Softer Farmland Values Seen In Illinois

Published on: 10:39AM Aug 27, 2014

Mike Walsten

Illinois farmland values softened in the first half of 2014, according to a survey of farmland real estate professionals conducted by the Illinois Society of Professional Farm Managers and Rural Appraisers. Prices generally edged 2% to 4.1% lower, according to the Midyear Land Values Snapshot Survey conducted by the professional group.

The decline in values is for the first half of 2014 and survey respondents expect the trend in prices paid to be either stable or declining modestly over the next year, says Dale Aupperle, Heartland Ag Group, LTD., Forsyth, IL. Aupperle is overall chair of the survey. He explained that survey responded indicated that during the first half of 2014 land values decreased by 2% for excellent-quality farmland; decreased by 3.7% for good-quality land; dropped by 4.2 % for average-quality land, and by 6% for fair quality farmland.

In a normal year, excellent-quality farmland averages over 190 bu. of corn per acre, good-quality farmland averages between 170 and 190 bu. per acre, average-quality farmland averages between 150 and 170 bu. per acre, and fair-quality farmland averages below 150 bu. per acre. On July 1, 2014, farmland prices averaged $13,000 for excellent-quality farmland, $10,700 for good-quality farmland, $8,600 for average-quality farmland, and $6,700 for fair-quality farmland. This compares to $13,200, $11,200, $9,000, and $8,300 prices respectively for the same time period in 2013, said Gary Schnitkey, Ph.D., University of Illinois College of ACES, who conducts and compiles the twice-a-year surveys.

Schnitkey adds 64% of those responding indicate less farmland was sold in the first half of 2014 as compared to a year prior. "Participants were evenly divided on expectations for volume in the second half of 2014: 33% expect more land being offered for sale in the second half than last year while 38% expect the same amount of land and 29% expect less."
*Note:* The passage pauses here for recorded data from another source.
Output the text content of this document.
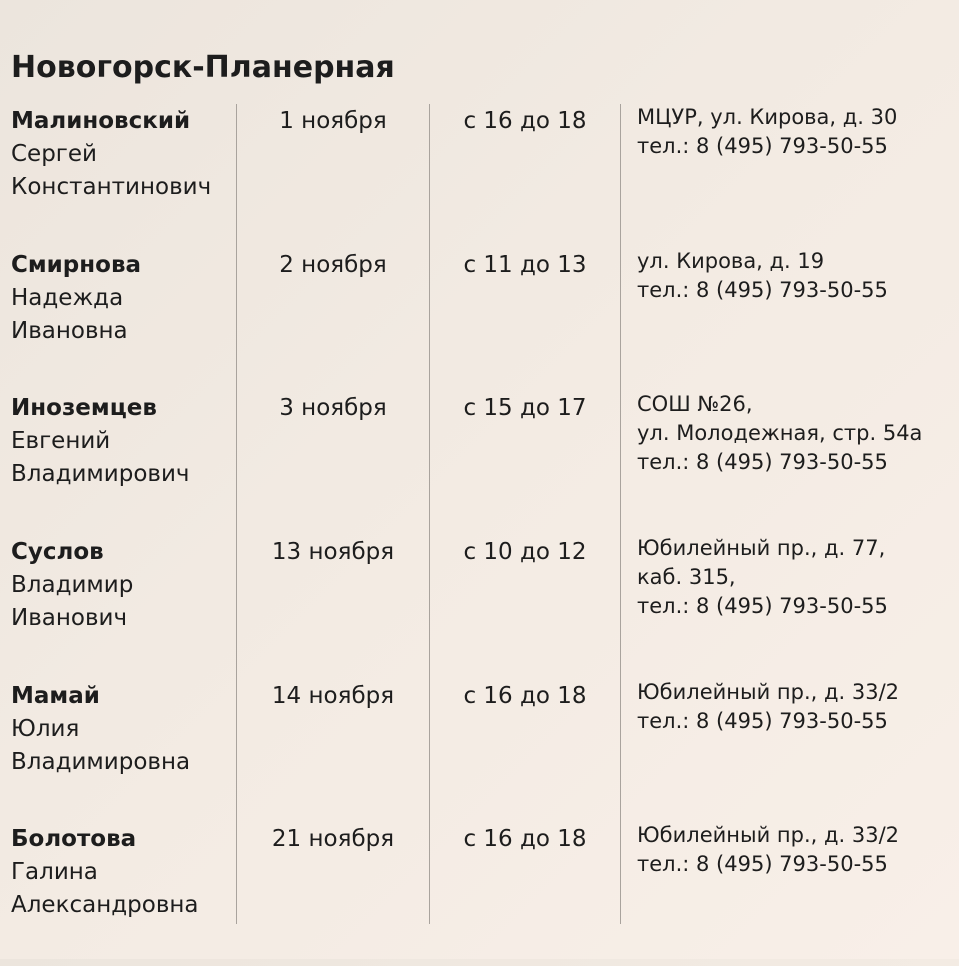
Новогорск-Планерная
Малиновский
Сергей
Константинович
1 ноября	с 16 до 18	МЦУР, ул. Кирова, д. 30
тел.: 8 (495) 793-50-55
Смирнова
Надежда
Ивановна
2 ноября	с 11 до 13	ул. Кирова, д. 19
тел.: 8 (495) 793-50-55
Иноземцев
Евгений
Владимирович
3 ноября	с 15 до 17	СОШ №26,
ул. Молодежная, стр. 54а
тел.: 8 (495) 793-50-55
Суслов
Владимир
Иванович
13 ноября	с 10 до 12	Юбилейный пр., д. 77,
каб. 315,
тел.: 8 (495) 793-50-55
Мамай
Юлия
Владимировна
14 ноября	с 16 до 18	Юбилейный пр., д. 33/2
тел.: 8 (495) 793-50-55
Болотова
Галина
Александровна
21 ноября	с 16 до 18	Юбилейный пр., д. 33/2
тел.: 8 (495) 793-50-55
Farmers still leading buyers. "Local farmers are still the primary buyers," Schnitkey says, consisting of 71% of all buyers. Anticipating the future, over half (55%) expect land prices to decrease between 1% and 5% in the next year while a modest 29% expect the decrease to be larger -- between 6% and 10%.
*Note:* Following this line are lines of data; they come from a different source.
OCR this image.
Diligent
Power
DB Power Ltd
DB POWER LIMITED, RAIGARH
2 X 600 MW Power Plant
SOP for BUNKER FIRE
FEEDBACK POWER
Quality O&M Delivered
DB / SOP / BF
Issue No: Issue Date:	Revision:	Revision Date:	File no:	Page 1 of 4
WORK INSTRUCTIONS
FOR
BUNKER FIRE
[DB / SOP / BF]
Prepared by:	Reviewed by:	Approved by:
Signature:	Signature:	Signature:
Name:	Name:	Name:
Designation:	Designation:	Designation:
"When you look at what is causing this softening of prices, there are a number of factors that come in to play," Aupperle explains. "The most dramatic is the drop we’ve seen in commodity prices."

He says most respondents expect corn prices to average $3.75 per bu. for the 2014 crop year. "This translates into lower returns on a per-acre basis and makes it more difficult to justify higher prices being paid for the land. Couple that with an expectation of interest rates to possibly rise over the next year, higher inputs costs and the potential for very high costs for propane this winter, and there has been a dampening of attitude."

He also expects there will be drops in cash rents going into 2015 with a decrease of $33 per acre being forecast by the survey respondents.

"This softening in prices has been expected for some time and this is not a doom and gloom scenario," Aupperle warned. "Land prices are still in ranges that have never been seen before and mindful land owners and operators can still be profitable with the correct management programs in place. Some of survey respondents indicated a one-in-10 chance for large price declines over the next five years, but 31% expect that range to be only a negative 1% to 5% per year."